Er kündigte außerdem eine Reihe wirtschaftlicher Maßnahmen an und wiederholte seine Einladung an alle Sektoren des Landes, sich an den Gesprächen zu beteiligen. Diese Maßnahmen werden sofort umgesetzt, die Ausrufung des Notstands im öffentlichen Gesundheitswesen wurde ankündigt. Lasso sprach auch von einer Verdoppelung des Budgets für interkulturelle Bildung und von der Eröffnung von Kreditlinien bis zu fünftausend US-Dollar für Landwirte, mit einem Zinssatz von ein Prozent und einer Laufzeit von dreißig Jahren. Unter den Maßnahmen erwähnte er nicht das Einfrieren und die Senkung des Benzinpreises, eine der Hauptforderungen der Proteste, obwohl er versprach, dass er die Preise für Diesel, Gas und Normalbenzin nicht ändern werde. Er schloss auch die Privatisierung öffentlicher Dienstleistungen und strategischer Sektoren aus, eine weitere Forderung der indigenen Bewegung, die sich gegen die Wirtschaftsführung des Präsidenten wendet, die sie als dem Internationalen Währungsfonds (IWF) nahestehend betrachtet.
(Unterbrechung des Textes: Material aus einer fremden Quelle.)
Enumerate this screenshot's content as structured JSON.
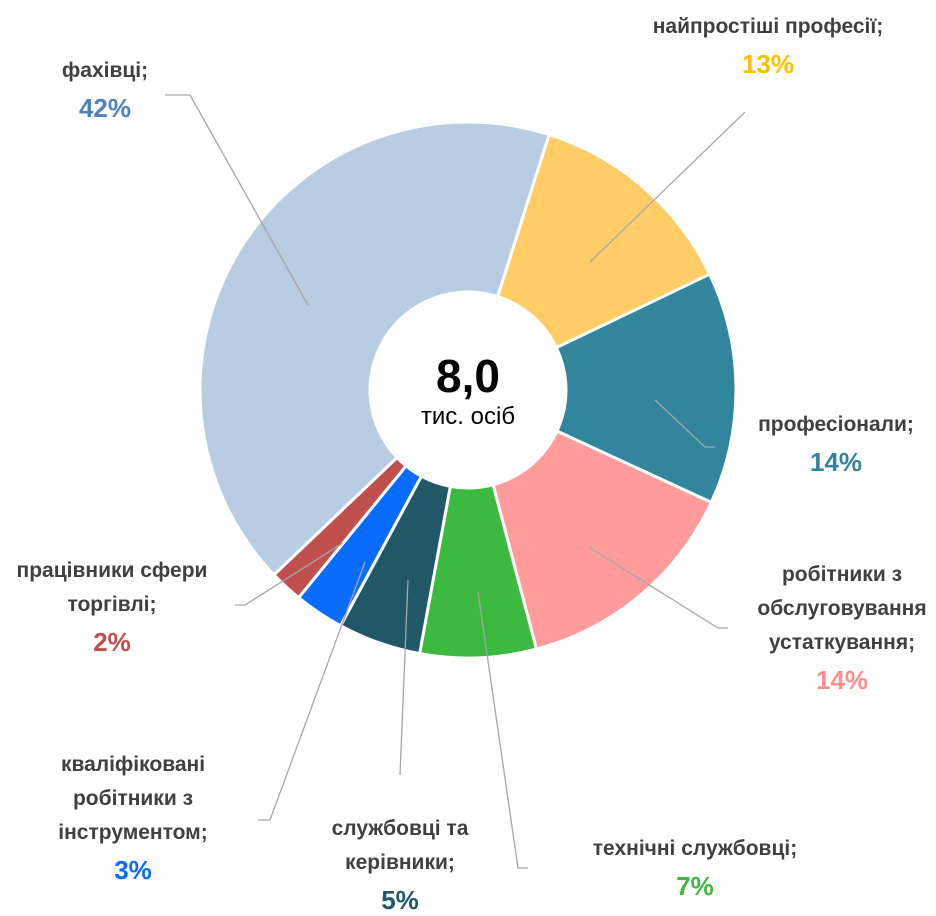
{
  "chart_data": {
    "type": "donut",
    "center_text": "8,0",
    "center_subtext": "тис. осіб",
    "categories": [
      "найпростіші професії;",
      "професіонали;",
      "робітники з обслуговування устаткування;",
      "технічні службовці;",
      "службовці та керівники;",
      "кваліфіковані робітники з інструментом;",
      "працівники сфери торгівлі;",
      "фахівці;"
    ],
    "values": [
      13,
      14,
      14,
      7,
      5,
      3,
      2,
      42
    ],
    "value_labels": [
      "13%",
      "14%",
      "14%",
      "7%",
      "5%",
      "3%",
      "2%",
      "42%"
    ],
    "colors": [
      "#ffcc66",
      "#31859c",
      "#ff9b9b",
      "#3cba40",
      "#215868",
      "#0a6cff",
      "#c0504d",
      "#b8cce4"
    ],
    "label_colors": [
      "#ffc000",
      "#31859c",
      "#ff8f8f",
      "#3cba40",
      "#215868",
      "#0a6cff",
      "#c0504d",
      "#4f81bd"
    ]
  }
}
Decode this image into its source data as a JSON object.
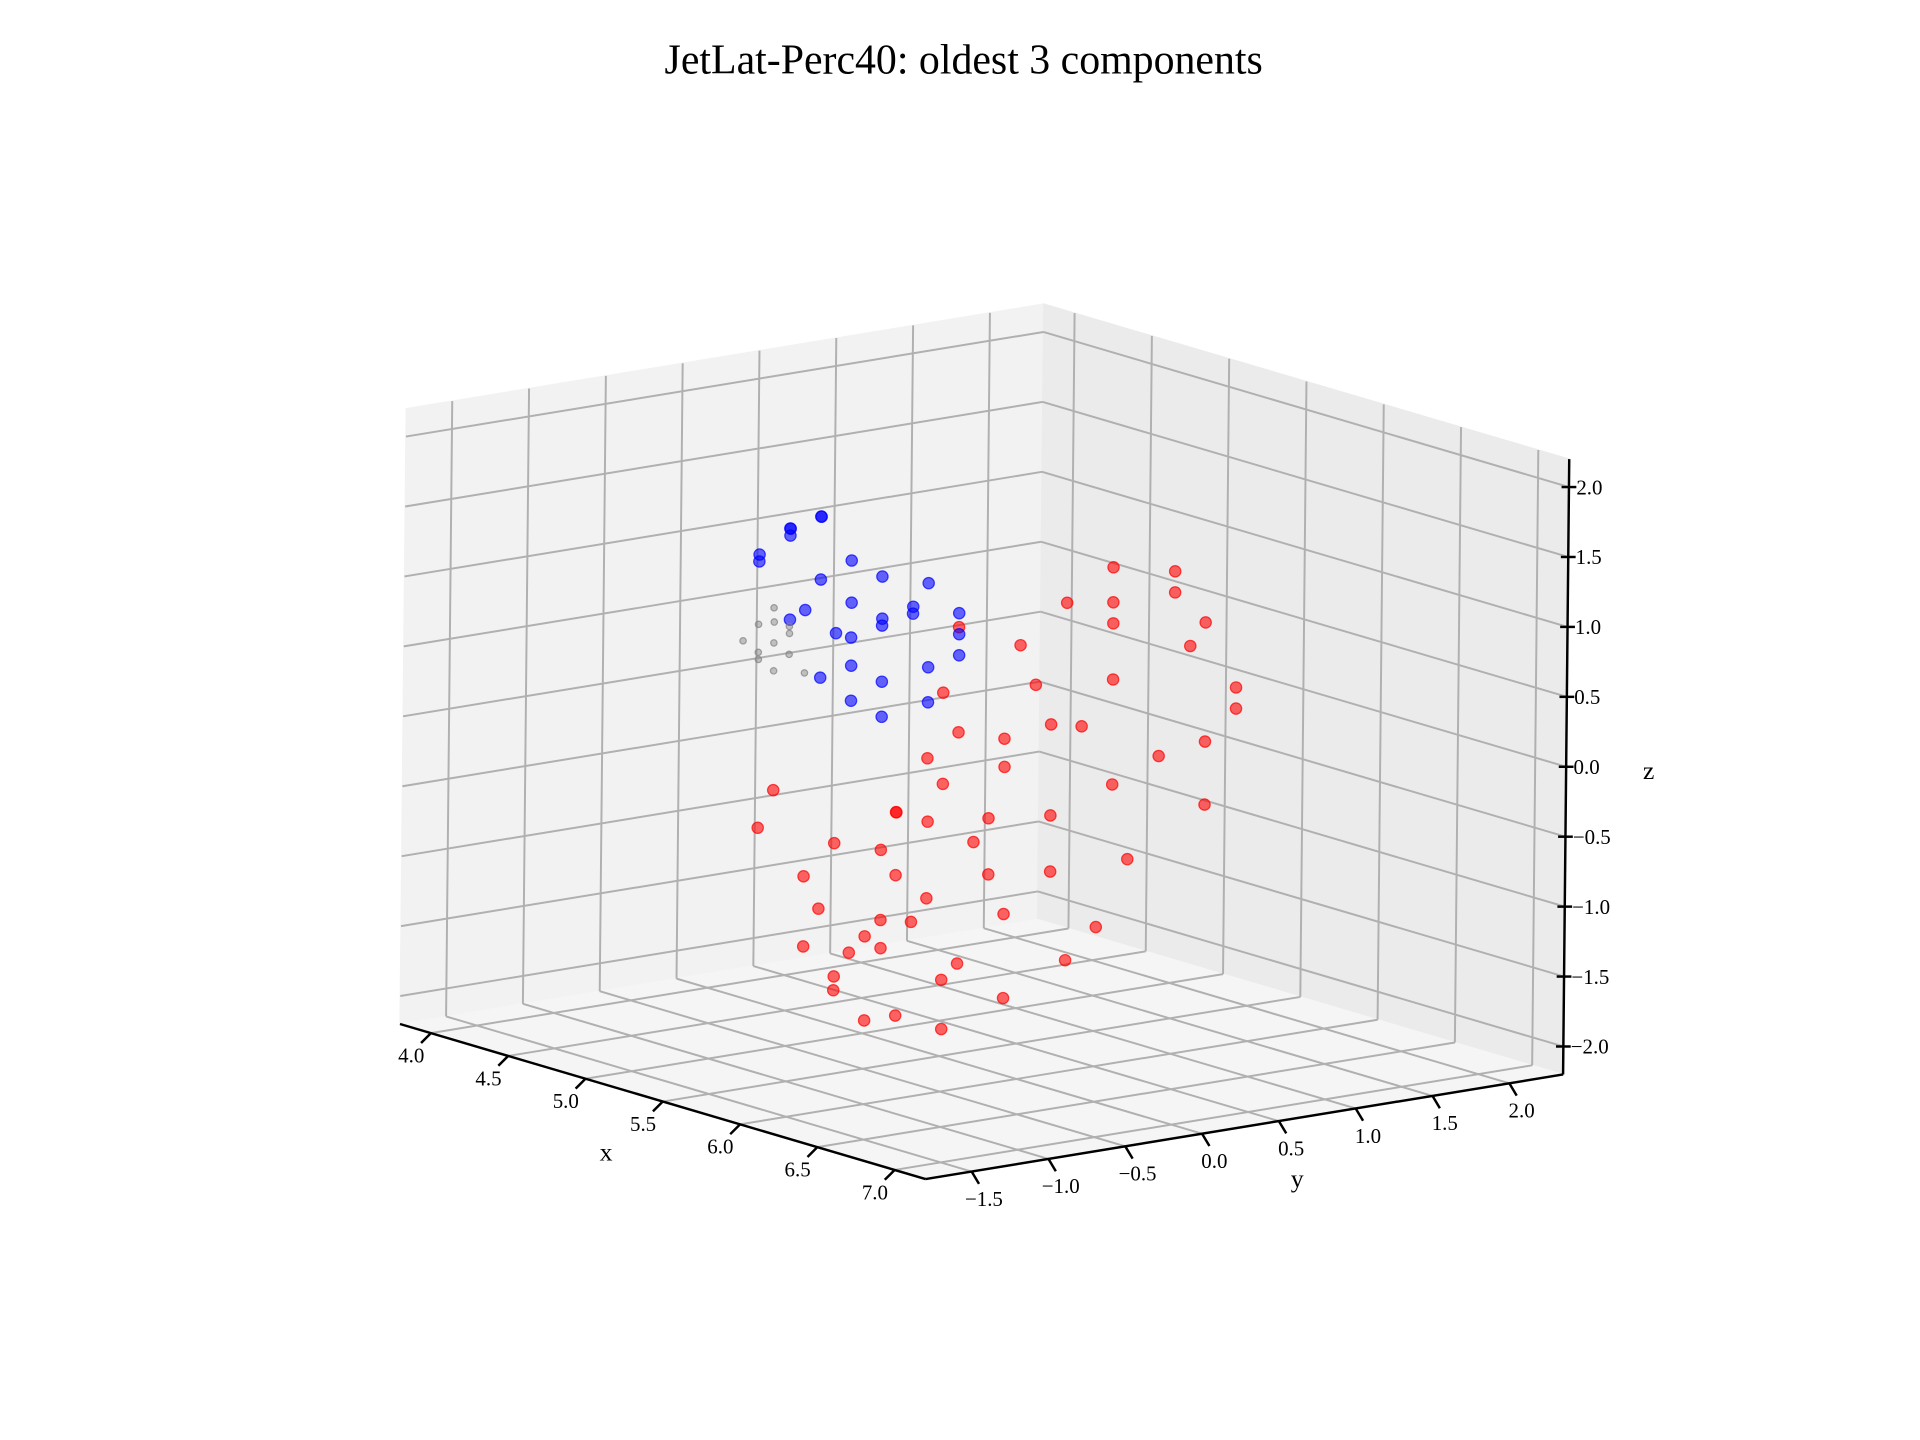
{
  "chart_data": {
    "type": "scatter3d",
    "title": "JetLat-Perc40: oldest 3 components",
    "x_label": "x",
    "y_label": "y",
    "z_label": "z",
    "xlim": [
      3.8,
      7.2
    ],
    "ylim": [
      -1.8,
      2.35
    ],
    "zlim": [
      -2.2,
      2.2
    ],
    "xticks": [
      {
        "value": 4,
        "label": "4.0"
      },
      {
        "value": 4.5,
        "label": "4.5"
      },
      {
        "value": 5,
        "label": "5.0"
      },
      {
        "value": 5.5,
        "label": "5.5"
      },
      {
        "value": 6,
        "label": "6.0"
      },
      {
        "value": 6.5,
        "label": "6.5"
      },
      {
        "value": 7,
        "label": "7.0"
      }
    ],
    "yticks": [
      {
        "value": -1.5,
        "label": "−1.5"
      },
      {
        "value": -1,
        "label": "−1.0"
      },
      {
        "value": -0.5,
        "label": "−0.5"
      },
      {
        "value": 0,
        "label": "0.0"
      },
      {
        "value": 0.5,
        "label": "0.5"
      },
      {
        "value": 1,
        "label": "1.0"
      },
      {
        "value": 1.5,
        "label": "1.5"
      },
      {
        "value": 2,
        "label": "2.0"
      }
    ],
    "zticks": [
      {
        "value": -2,
        "label": "−2.0"
      },
      {
        "value": -1.5,
        "label": "−1.5"
      },
      {
        "value": -1,
        "label": "−1.0"
      },
      {
        "value": -0.5,
        "label": "−0.5"
      },
      {
        "value": 0,
        "label": "0.0"
      },
      {
        "value": 0.5,
        "label": "0.5"
      },
      {
        "value": 1,
        "label": "1.0"
      },
      {
        "value": 1.5,
        "label": "1.5"
      },
      {
        "value": 2,
        "label": "2.0"
      }
    ],
    "grid": true,
    "series": [
      {
        "color": "#ff0000",
        "x": [
          6.0,
          6.2,
          5.8,
          6.4,
          5.9,
          6.1,
          6.5,
          5.7,
          6.3,
          6.0,
          5.6,
          6.6,
          6.2,
          5.9,
          6.4,
          6.1,
          5.8,
          6.4,
          5.5,
          6.0,
          6.3,
          5.9,
          6.1,
          6.2,
          6.0,
          5.8,
          6.3,
          6.1,
          6.0,
          6.4,
          6.2,
          6.5,
          6.6,
          6.3,
          5.7,
          5.6,
          5.9,
          6.4,
          6.5,
          6.7,
          6.8,
          6.6,
          5.8,
          6.2,
          6.0,
          5.7,
          6.1,
          6.0,
          6.3,
          6.1,
          5.9,
          6.5,
          6.2,
          5.6,
          6.4,
          6.0,
          5.8,
          6.6,
          6.7,
          5.9
        ],
        "y": [
          -0.9,
          -1.1,
          -1.2,
          -0.8,
          -0.7,
          -1.3,
          -1.0,
          -1.0,
          -0.6,
          -0.5,
          -1.3,
          -0.7,
          -0.4,
          -1.1,
          -1.2,
          -0.8,
          -0.6,
          -1.3,
          -1.1,
          -1.0,
          -0.9,
          -0.3,
          -0.2,
          0.0,
          0.1,
          0.2,
          0.3,
          0.5,
          0.6,
          0.7,
          0.8,
          0.4,
          0.6,
          -0.1,
          -0.2,
          0.0,
          0.4,
          0.2,
          -0.3,
          0.0,
          -0.5,
          -0.1,
          -0.9,
          -1.2,
          -1.4,
          -0.5,
          0.3,
          -0.6,
          0.9,
          0.9,
          0.7,
          0.9,
          -0.7,
          -0.8,
          -0.5,
          -0.2,
          -0.4,
          0.8,
          0.5,
          0.0
        ],
        "z": [
          -0.4,
          -0.8,
          -0.6,
          -1.1,
          -0.2,
          -1.2,
          -1.5,
          -0.9,
          -0.3,
          0.0,
          -0.3,
          -1.3,
          -0.6,
          -1.4,
          -1.4,
          -0.9,
          -0.7,
          -0.9,
          -0.1,
          -1.0,
          -0.1,
          0.3,
          0.1,
          0.4,
          0.6,
          0.8,
          0.7,
          1.0,
          1.1,
          0.9,
          1.2,
          0.2,
          0.3,
          -0.2,
          0.5,
          0.9,
          1.1,
          0.0,
          -0.5,
          -0.4,
          -1.0,
          -0.9,
          -1.2,
          -1.5,
          -1.0,
          -0.3,
          0.3,
          -0.8,
          1.0,
          1.3,
          1.3,
          0.6,
          -1.3,
          -0.5,
          -0.8,
          -0.3,
          0.1,
          0.5,
          -0.1,
          0.2
        ]
      },
      {
        "color": "#0000ff",
        "x": [
          5.2,
          5.1,
          5.0,
          5.2,
          5.3,
          5.1,
          5.4,
          5.5,
          5.6,
          5.5,
          5.7,
          5.6,
          5.4,
          5.3,
          5.5,
          5.6,
          5.4,
          5.7,
          5.8,
          5.3,
          5.2,
          5.0,
          5.1,
          5.4,
          5.6,
          5.7,
          5.5,
          5.3,
          5.2,
          5.8
        ],
        "y": [
          -0.7,
          -0.6,
          -0.7,
          -0.5,
          -0.6,
          -0.8,
          -0.5,
          -0.4,
          -0.3,
          -0.2,
          -0.1,
          0.0,
          -0.3,
          -0.4,
          -0.6,
          -0.5,
          -0.7,
          -0.3,
          -0.2,
          -0.2,
          -0.3,
          -0.5,
          -0.4,
          -0.6,
          -0.7,
          -0.6,
          -0.1,
          -0.8,
          -0.6,
          -0.4
        ],
        "z": [
          1.6,
          1.5,
          1.3,
          1.2,
          1.7,
          1.4,
          1.1,
          1.0,
          1.1,
          1.0,
          0.9,
          1.0,
          0.9,
          0.8,
          0.7,
          0.6,
          0.6,
          0.7,
          0.8,
          1.2,
          1.3,
          1.5,
          1.6,
          0.9,
          0.5,
          0.4,
          1.2,
          1.0,
          1.0,
          0.5
        ]
      },
      {
        "color": "#808080",
        "x": [
          5.0,
          4.9,
          5.0,
          5.1,
          4.9,
          5.0,
          5.1,
          4.9,
          5.0,
          5.1,
          5.0,
          4.9
        ],
        "y": [
          -0.6,
          -0.6,
          -0.7,
          -0.5,
          -0.5,
          -0.5,
          -0.6,
          -0.7,
          -0.6,
          -0.7,
          -0.5,
          -0.6
        ],
        "z": [
          0.7,
          0.8,
          0.6,
          0.5,
          0.9,
          0.6,
          0.8,
          0.7,
          0.5,
          0.9,
          0.8,
          0.6
        ]
      }
    ]
  }
}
„Es gibt gute Leute, die marschieren, um gerechte Dinge zu fordern, Forderungen, die wir noch nicht erfüllen konnten“, räumte Lasso ein, nachdem er daran erinnert hatte, dass er gestern Abend zum Dialog aufgerufen hatte, aber auf der anderen Seite mehr Gewalt bei den Demonstrationen beobachtete. Der Präsident rief erneut alle Teile der Gesellschaft zu den Gesprächen auf, wobei er nicht ausdrücklich erklärte, ob er die Konföderation der indigenen Völker (CONAIE) oder andere Gruppen, die sich den Protesten angeschlossen haben, mit einschloss. Die Demonstrationen wurden seit Montag von der Conaie am ersten Jahrestag von Lassos erster Amtszeit ausgerufen, ohne dass die verschiedenen Versuche eines Dialogs zwischen den beiden Seiten zu einem Ergebnis geführt hätten. Im Laufe der fünftägigen Proteste kam es zu zeitweiligen Straßenblockaden und Demonstrationen in den Provinzen, über die inzwischen der Ausnahmezustand verhängt wurde, sowie zur Übernahme mehrerer Erdölanlagen durch Demonstranten im Amazonasgebiet.
Update, 20. Juni
Die Regierung von Guillermo Lasso richtete Luftbrücken zwischen den Flughäfen des Landes ein, um die Städte mit Nahrungsmitteln und Medikamenten zu versorgen. Ein CASA C-295-Flugzeug mit einer Kapazität von 2,5 Tonnen verkehrte zwischen den Städten Quito und Cuenca. Das Flugzeug beförderte Medikamente und Grundbedarfsartikel. Neben diesem von der Regierung organisierten Flug kündigte die Fluggesellschaft „Latam“ auch die Fertigstellung der Verbindung zwischen der Hauptstadt Ecuadors und Guayaquil an.
Update, 21. Juni
Die Regierung verlängerte den Notstand auf sechs Provinzen aufgrund der Gewalt bei indigenen Protesten.
Präsident Guillermo Lasso erklärte die Maßnahme am Wochenende für Pichincha, Cotopaxi und Imbabura und weitete sie nun auf Chimborazo, Tungurahua und Pastaza aus.